For so many of my students, this service became transformational, changing their views about themselves and their place in the world. Some redesigned the gardens for a local historic site, some figured out strategies to promote the Post-Prom celebration to keep students safe after prom, and some helped redesign the eighth-grade orientation. One group not only redesigned a vandalized part of a local trail for the county, but they chose to do the hard physical work of rebuilding. And when vandals struck again, long after they’d received credit in class for their work, they repaired it on their own time. Time after time, I watched students discover the satisfaction of doing something helpful for others. For most of them, this was a new experience. This class showed them the enormous payback for their efforts.

I even saw that reaction among my creative writing students. When they wrote children’s books, we took field trips to local grade schools to read them to children. I’ll never forget my hulking football star sitting cross-legged on the floor of a second-grade classroom, reading his story to a rapt audience. Out of that grew a collaboration with classes from a grade school within walking distance. We visited them once, and they returned the favor. My students partnered with children to write children’s stories, which they sent home with the children. Having a real audience for their work fed their sense of satisfaction, but the gratitude of the children and their teachers, expressed in priceless, hand-drawn thank you notes delivered to the class, gave my students special satisfaction.

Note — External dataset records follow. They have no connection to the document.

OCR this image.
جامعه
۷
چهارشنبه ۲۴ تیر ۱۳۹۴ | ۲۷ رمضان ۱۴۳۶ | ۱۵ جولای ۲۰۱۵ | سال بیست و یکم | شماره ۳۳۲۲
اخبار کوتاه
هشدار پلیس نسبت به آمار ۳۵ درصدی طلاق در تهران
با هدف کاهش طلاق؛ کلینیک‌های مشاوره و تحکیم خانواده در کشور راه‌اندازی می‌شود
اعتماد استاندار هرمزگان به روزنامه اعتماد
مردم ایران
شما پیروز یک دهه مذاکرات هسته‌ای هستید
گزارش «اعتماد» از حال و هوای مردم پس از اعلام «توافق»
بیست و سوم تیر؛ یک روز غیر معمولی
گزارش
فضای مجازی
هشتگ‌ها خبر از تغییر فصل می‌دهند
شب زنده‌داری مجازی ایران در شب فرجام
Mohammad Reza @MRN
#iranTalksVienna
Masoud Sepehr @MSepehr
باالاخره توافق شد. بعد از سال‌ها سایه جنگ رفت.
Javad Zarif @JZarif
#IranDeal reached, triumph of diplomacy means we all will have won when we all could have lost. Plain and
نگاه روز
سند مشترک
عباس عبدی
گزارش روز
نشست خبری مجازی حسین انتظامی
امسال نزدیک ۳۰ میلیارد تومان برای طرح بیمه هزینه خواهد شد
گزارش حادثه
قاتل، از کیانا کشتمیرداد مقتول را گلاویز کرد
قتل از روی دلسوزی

Dieter F. Uchtodorf wrote, “As we lose ourselves in the service of others, we discover our own lives and our own happiness.” And from Dr. Martin Luther King, Jr.: “Live’s most persistent and urgent question is, ‘What are you doing for others?” I watched students embrace those concepts because they had experienced them firsthand.

If I ruled the world [a phrase I used to use with my students], I would mandate service learning for all high school students. Only through experience can they discover the satisfaction and happiness that derive from doing for others. And if our young people understood that, wouldn’t that change our society for the better? As generations of graduates entered the world with a desire to help others, wouldn’t we all benefit?